The bank said it cut the lira reserve requirement ratio, a cash buffer held by banks, by 250 basis points for all maturity brackets and lowered reserve requirement ratios for non-core FX liabilities by 400 bps for maturities up to three years.

The moves will free up 10 billion lira, $6 billion (4.7 billion pounds) and $3 billion (2.4 billion pounds) equivalent of gold liquidity in the financial system, the bank said. It also pledged to provide “all the liquidity banks need.”

While the measures should ease worries over financial stability, they will have no direct impact on the lira because they do not affect banks’ foreign exchange positions, BNP Paribas strategist Erkin Isık said in a note.

Isık said the lira’s current levels would add between 4 and 5 percentage points to headline inflation in coming months, pushing it up to around 21 percent in September from nearly 16 percent last month.

On Sunday night Turkey’s banking watchdog, the Banking Regulation and Supervision Agency (BDDK), said it was limiting banks’ foreign exchange swap transactions.

The lira, which hit a record low of 7.24 against the dollar in Asian trading, pared losses after Albayrak’s comments and the central bank announcement, strengthening briefly to 6.4. It was trading at 6.8700 per dollar at 1024 GMT.

Turkish bank shares fell to their lowest level in dollar terms since November 2003, and their dollar bonds and Turkey’s sovereign dollar debt tumbled.

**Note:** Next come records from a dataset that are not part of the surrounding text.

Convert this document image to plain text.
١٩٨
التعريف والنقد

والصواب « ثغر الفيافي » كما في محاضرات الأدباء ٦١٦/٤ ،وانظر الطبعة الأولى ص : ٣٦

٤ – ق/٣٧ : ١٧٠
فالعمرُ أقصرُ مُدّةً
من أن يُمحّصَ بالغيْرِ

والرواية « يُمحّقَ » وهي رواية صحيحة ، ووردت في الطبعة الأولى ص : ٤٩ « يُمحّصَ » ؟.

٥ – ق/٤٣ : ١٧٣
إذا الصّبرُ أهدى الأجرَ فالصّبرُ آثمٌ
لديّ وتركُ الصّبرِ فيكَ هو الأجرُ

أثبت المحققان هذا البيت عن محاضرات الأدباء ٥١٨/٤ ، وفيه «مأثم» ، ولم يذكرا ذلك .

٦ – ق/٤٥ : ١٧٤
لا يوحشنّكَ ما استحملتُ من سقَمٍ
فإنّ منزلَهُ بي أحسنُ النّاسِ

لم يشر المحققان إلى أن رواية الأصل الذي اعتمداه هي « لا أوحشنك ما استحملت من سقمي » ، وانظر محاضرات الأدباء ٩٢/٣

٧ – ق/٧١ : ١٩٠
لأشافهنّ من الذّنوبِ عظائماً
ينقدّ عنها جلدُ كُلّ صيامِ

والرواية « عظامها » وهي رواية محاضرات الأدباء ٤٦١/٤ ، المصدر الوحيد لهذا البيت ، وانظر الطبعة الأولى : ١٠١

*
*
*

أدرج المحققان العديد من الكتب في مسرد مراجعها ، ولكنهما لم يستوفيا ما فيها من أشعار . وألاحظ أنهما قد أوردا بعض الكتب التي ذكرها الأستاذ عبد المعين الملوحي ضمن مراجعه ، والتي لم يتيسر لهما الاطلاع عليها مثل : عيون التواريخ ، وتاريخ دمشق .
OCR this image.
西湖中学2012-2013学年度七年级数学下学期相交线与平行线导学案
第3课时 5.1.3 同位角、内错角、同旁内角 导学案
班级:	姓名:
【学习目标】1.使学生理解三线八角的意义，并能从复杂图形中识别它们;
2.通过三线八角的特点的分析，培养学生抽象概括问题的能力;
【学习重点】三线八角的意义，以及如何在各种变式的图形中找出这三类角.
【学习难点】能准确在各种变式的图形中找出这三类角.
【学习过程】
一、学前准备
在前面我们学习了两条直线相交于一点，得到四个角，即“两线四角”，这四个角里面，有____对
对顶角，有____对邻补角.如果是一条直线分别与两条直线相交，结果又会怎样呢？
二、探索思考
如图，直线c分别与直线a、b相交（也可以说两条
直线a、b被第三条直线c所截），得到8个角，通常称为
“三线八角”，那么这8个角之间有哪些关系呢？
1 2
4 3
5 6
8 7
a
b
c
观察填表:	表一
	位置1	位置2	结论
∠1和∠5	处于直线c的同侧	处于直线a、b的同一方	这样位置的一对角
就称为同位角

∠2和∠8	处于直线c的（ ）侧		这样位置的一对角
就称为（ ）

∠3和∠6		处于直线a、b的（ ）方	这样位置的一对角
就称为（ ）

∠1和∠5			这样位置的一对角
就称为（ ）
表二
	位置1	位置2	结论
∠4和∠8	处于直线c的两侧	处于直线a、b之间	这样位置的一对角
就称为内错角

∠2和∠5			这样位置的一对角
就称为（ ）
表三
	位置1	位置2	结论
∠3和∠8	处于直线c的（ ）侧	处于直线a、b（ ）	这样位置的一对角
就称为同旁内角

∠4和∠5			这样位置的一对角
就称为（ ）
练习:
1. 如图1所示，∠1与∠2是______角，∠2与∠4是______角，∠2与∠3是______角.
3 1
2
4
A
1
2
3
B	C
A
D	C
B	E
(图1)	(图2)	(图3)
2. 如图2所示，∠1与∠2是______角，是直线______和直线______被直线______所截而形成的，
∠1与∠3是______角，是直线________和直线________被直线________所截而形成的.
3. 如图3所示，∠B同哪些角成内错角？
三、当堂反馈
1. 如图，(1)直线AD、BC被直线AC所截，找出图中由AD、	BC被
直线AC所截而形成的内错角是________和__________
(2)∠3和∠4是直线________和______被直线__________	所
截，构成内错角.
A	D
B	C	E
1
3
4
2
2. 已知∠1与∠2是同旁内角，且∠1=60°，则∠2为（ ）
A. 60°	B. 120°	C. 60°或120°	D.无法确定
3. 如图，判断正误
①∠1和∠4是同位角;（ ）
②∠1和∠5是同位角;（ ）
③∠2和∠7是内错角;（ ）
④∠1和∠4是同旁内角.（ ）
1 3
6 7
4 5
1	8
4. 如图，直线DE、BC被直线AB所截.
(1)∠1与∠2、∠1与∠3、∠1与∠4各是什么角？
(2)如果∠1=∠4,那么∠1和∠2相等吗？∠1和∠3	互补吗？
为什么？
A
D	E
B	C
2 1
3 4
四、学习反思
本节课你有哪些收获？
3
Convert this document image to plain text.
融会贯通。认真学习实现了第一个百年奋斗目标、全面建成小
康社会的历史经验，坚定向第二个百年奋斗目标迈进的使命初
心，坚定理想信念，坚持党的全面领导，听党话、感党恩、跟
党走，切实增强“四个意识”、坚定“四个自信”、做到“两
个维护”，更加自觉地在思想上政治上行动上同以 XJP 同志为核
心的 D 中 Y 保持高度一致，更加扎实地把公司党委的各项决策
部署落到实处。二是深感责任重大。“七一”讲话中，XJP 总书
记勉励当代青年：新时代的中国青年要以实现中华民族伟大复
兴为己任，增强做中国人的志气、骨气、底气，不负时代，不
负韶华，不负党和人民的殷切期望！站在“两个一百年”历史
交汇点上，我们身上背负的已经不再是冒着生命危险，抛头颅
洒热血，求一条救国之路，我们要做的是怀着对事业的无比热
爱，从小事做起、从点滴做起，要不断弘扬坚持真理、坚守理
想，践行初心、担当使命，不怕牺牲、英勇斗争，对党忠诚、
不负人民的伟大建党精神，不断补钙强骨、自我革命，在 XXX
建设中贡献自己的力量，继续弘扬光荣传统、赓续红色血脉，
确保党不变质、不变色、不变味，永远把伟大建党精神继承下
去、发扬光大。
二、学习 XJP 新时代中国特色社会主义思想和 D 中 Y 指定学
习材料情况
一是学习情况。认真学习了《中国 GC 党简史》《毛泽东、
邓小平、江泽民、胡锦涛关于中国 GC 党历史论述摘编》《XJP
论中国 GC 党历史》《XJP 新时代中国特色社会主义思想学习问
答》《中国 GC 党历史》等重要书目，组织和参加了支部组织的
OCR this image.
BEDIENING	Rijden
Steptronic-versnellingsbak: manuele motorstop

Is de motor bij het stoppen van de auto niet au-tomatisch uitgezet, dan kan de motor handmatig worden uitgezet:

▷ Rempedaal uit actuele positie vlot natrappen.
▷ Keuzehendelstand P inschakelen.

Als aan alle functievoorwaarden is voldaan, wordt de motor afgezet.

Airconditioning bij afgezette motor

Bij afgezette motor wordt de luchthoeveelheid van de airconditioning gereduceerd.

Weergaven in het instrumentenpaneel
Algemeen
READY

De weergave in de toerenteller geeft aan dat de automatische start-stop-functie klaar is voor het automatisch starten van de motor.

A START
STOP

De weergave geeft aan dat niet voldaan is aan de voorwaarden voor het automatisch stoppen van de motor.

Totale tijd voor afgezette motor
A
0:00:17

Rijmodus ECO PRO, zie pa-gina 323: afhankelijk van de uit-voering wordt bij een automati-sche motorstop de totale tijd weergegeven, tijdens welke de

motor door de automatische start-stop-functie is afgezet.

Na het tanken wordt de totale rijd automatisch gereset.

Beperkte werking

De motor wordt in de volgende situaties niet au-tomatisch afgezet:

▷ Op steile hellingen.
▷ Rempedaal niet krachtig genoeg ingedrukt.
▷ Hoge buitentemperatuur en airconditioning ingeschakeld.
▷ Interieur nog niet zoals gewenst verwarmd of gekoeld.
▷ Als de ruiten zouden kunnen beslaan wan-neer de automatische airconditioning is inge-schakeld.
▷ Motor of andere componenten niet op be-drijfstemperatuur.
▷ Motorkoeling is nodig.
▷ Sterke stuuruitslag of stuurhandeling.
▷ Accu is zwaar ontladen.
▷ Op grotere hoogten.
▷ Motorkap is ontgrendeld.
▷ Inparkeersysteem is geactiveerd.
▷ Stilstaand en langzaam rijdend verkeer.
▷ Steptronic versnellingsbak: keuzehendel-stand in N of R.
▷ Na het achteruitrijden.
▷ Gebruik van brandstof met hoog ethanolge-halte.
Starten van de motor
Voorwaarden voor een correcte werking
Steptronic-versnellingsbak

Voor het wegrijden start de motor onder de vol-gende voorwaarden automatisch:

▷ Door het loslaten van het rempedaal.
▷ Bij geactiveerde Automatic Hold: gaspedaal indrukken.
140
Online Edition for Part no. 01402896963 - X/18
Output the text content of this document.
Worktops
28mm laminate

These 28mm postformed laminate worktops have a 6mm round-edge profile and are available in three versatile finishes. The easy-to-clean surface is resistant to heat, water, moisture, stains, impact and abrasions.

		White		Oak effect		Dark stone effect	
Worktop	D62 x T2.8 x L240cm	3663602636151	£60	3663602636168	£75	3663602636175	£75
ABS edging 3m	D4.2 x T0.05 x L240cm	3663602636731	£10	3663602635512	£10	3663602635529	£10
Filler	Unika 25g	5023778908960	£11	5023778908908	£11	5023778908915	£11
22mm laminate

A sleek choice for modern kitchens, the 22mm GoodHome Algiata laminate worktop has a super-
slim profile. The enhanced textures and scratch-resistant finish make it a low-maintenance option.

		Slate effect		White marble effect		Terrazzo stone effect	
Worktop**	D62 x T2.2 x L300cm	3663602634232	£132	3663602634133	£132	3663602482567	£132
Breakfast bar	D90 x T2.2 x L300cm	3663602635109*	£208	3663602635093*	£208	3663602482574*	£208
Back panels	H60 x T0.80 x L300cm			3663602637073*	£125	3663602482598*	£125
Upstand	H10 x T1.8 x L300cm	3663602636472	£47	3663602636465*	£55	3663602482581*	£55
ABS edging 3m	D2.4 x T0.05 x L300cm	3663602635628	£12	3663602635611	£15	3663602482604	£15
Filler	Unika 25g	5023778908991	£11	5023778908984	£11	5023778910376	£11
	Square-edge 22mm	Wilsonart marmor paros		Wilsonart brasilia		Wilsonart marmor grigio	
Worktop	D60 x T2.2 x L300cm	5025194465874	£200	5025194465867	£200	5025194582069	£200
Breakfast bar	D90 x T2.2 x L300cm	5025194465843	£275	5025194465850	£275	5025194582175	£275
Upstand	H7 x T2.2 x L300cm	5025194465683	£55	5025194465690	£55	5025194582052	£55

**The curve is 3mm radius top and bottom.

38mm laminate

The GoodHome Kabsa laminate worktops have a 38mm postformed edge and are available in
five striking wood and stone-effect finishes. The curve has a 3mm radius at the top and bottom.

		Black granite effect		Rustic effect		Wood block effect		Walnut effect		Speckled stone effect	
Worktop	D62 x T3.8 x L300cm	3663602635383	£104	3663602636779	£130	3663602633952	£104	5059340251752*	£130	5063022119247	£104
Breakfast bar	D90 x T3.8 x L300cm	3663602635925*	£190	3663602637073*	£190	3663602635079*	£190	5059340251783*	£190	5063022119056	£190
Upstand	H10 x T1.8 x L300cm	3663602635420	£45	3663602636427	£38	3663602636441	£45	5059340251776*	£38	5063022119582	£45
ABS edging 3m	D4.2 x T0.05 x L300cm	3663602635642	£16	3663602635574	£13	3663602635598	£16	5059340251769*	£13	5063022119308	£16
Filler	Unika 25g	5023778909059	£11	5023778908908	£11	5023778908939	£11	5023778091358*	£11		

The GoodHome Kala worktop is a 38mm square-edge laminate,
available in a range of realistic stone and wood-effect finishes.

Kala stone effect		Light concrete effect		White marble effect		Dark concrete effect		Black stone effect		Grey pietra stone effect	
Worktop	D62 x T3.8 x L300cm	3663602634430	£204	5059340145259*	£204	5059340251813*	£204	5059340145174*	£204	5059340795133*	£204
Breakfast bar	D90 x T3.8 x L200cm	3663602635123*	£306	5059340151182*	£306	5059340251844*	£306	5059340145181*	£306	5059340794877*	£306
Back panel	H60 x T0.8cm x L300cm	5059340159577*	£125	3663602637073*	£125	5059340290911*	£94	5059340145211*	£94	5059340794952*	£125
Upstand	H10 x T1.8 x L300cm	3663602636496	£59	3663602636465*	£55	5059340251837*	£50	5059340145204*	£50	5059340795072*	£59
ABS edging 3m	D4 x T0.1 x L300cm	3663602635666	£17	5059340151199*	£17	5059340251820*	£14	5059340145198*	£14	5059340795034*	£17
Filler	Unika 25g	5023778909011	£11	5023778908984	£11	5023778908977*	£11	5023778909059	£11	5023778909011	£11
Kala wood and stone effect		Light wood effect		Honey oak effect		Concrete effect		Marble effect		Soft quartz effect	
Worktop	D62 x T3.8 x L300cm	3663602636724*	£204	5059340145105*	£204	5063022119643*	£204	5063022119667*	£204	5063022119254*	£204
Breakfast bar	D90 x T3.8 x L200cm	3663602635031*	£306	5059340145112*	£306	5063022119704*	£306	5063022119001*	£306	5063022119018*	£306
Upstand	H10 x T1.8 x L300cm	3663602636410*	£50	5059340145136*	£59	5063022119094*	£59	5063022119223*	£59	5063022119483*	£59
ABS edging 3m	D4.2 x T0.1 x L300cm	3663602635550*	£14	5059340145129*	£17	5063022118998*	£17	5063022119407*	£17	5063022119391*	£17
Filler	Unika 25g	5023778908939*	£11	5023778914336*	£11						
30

Stocks dropped 4 percent, with the BIST index of blue-chip stocks down around 50 percent in dollar terms this year.

Albayrak said in an interview published on Sunday that Turkey would start implementing an economic plan to ease investor concerns, stressing budget discipline and pledging that fiscal rules would be implemented for targeted indicators if necessary.

“We will be taking the necessary steps with our banks and banking watchdog in a speedy manner,” he said, ruling out any seizure or conversion of dollar-denominated bank deposits into lira.

Market analysts broadly welcomed his comments but said investors wanted to see action.

“It’s purely technical, and Turkey needs a complete rebalancing of its economic business plan and very sharp rate hikes and a strong commitment that the central bank will be independent,” Credit Agricole’s senior emerging markets strategist Guillaume Tresca said.

But a drastic rate hike was unlikely because of the damage it would do to Turkey’s corporate sector, while any capital controls would close off access to foreign exchange for companies already short of dollars, Tresca said.

Turkey would also be reluctant to seek assistance from the International Monetary Fund (IMF) after clearing billions of dollars of debt to the fund under Erdogan.

In the interview with the Hürriyet newspaper, Albayrak described the lira’s weakness as “an attack” — echoing Erdoğan, who is his father-in-law.